While the door to the playoffs isn’t completely shut just yet, it doesn’t look good for the Lions. They absolutely need to win each of their four remaining home games and hope for no fewer than five points from the five remaining away matches. They also need some of help from the teams above them — Atlanta, Montreal, and Columbus.
Realistically, the chances of all of those things happening is slim. So turn your eyes towards 2018.
The expectation is that we’ll see a handful of roster moves made this winter that see a lot of familiar faces not coming back and plenty of salary being shed off the payroll. We’ll get to that in the coming months.
But as I mentioned, the team still has nine games left and if at any point it declares itself officially out of it — which probably won’t be likely until it’s mathematically eliminated — it needs to go all in on building long-term, which means dipping into the bottom half of the roster to really evaluate what the Lions have moving forward. #PlayYourKids
When September comes around and your baseball team is 17 games back in a division race, that team stops playing the 35-year-old first baseman batting .245 who has no future with the team in favor of the 21-year-old prospect who might not be ready just yet, but who is it hurting to give him major league at-bats now?
Do that, Jason.
Play Pierre Da Silva. Is he ready to make an impact in MLS right now? No. But it does him no developmental harm to give him first-team minutes so that — when he comes into preseason camp in January — not only is he better suited for the situations he’ll face, but the coaching staff then has a better idea of what he can bring to the table.
Play Hadji Barry, if only to figure out whether or not he has a future in Orlando. It’s his second season after being a first-round draft pick, it’s now or move on. You can say the same for Richie Laryea.
Dip into the OCB pool. Find this year’s Tony Rocha and Mikey Ambrose. It can’t hurt — the results literally can not get much worse.
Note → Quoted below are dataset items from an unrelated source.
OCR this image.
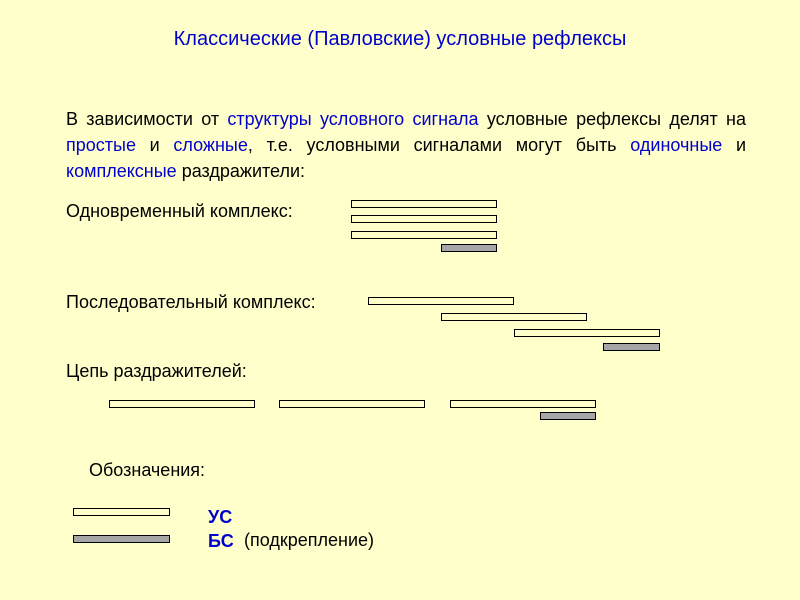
Классические (Павловские) условные рефлексы
В зависимости от структуры условного сигнала условные рефлексы делят на простые и сложные, т.е. условными сигналами могут быть одиночные и комплексные раздражители:
Одновременный комплекс:
Последовательный комплекс:
Цепь раздражителей:
Обозначения:
УС
БС (подкрепление)
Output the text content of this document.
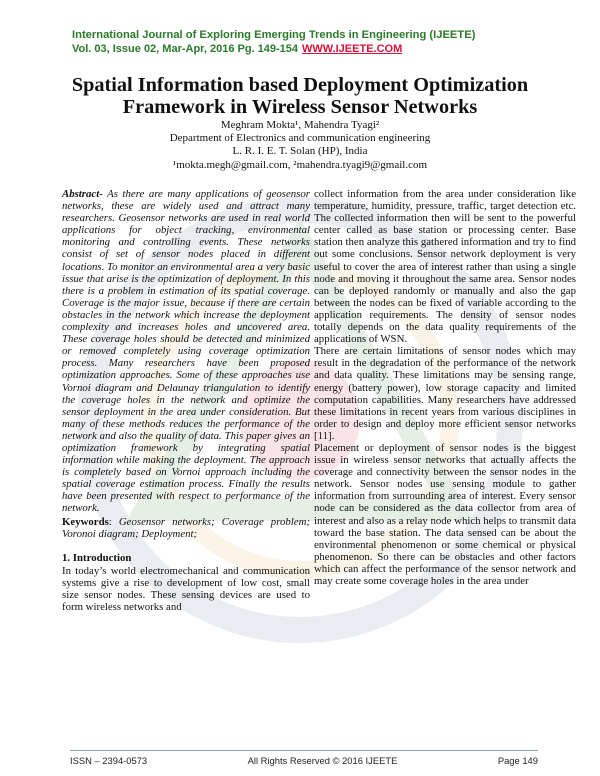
International Journal of Exploring Emerging Trends in Engineering (IJEETE)
Vol. 03, Issue 02, Mar-Apr, 2016 Pg. 149-154 WWW.IJEETE.COM
Spatial Information based Deployment Optimization
Framework in Wireless Sensor Networks
Meghram Mokta¹, Mahendra Tyagi²
Department of Electronics and communication engineering
L. R. I. E. T. Solan (HP), India
¹mokta.megh@gmail.com, ²mahendra.tyagi9@gmail.com

Abstract- As there are many applications of geosensor networks, these are widely used and attract many researchers. Geosensor networks are used in real world applications for object tracking, environmental monitoring and controlling events. These networks consist of set of sensor nodes placed in different locations. To monitor an environmental area a very basic issue that arise is the optimization of deployment. In this there is a problem in estimation of its spatial coverage. Coverage is the major issue, because if there are certain obstacles in the network which increase the deployment complexity and increases holes and uncovered area. These coverage holes should be detected and minimized or removed completely using coverage optimization process. Many researchers have been proposed optimization approaches. Some of these approaches use Vornoi diagram and Delaunay triangulation to identify the coverage holes in the network and optimize the sensor deployment in the area under consideration. But many of these methods reduces the performance of the network and also the quality of data. This paper gives an optimization framework by integrating spatial information while making the deployment. The approach is completely based on Vornoi approach including the spatial coverage estimation process. Finally the results have been presented with respect to performance of the network.

Keywords: Geosensor networks; Coverage problem; Voronoi diagram; Deployment;

1. Introduction

In today’s world electromechanical and communication systems give a rise to development of low cost, small size sensor nodes. These sensing devices are used to form wireless networks and

collect information from the area under consideration like temperature, humidity, pressure, traffic, target detection etc. The collected information then will be sent to the powerful center called as base station or processing center. Base station then analyze this gathered information and try to find out some conclusions. Sensor network deployment is very useful to cover the area of interest rather than using a single node and moving it throughout the same area. Sensor nodes can be deployed randomly or manually and also the gap between the nodes can be fixed of variable according to the application requirements. The density of sensor nodes totally depends on the data quality requirements of the applications of WSN.

There are certain limitations of sensor nodes which may result in the degradation of the performance of the network and data quality. These limitations may be sensing range, energy (battery power), low storage capacity and limited computation capabilities. Many researchers have addressed these limitations in recent years from various disciplines in order to design and deploy more efficient sensor networks [11].

Placement or deployment of sensor nodes is the biggest issue in wireless sensor networks that actually affects the coverage and connectivity between the sensor nodes in the network. Sensor nodes use sensing module to gather information from surrounding area of interest. Every sensor node can be considered as the data collector from area of interest and also as a relay node which helps to transmit data toward the base station. The data sensed can be about the environmental phenomenon or some chemical or physical phenomenon. So there can be obstacles and other factors which can affect the performance of the sensor network and may create some coverage holes in the area under

ISSN – 2394-0573	All Rights Reserved © 2016 IJEETE	Page 149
And because I need more points to my case, Kreis also said this about Tommy Redding and Leo Pereira on Saturday: “I’ve been around the game long enough to tell you that young center backs, that’s part of their development. They get that development through playing games.”
Hmmmm…
Building long-term means being selective with who you bring in to improve the roster — and when you bring them in — and, to this point, Orlando City has done a good job under Kreis at making incremental adjustments. But there also needs to be a focus on what can really build long-term stability: youth.
Play your kids, Jason. It’s more beneficial to the long term than it is short term, and isn’t that what this is all about?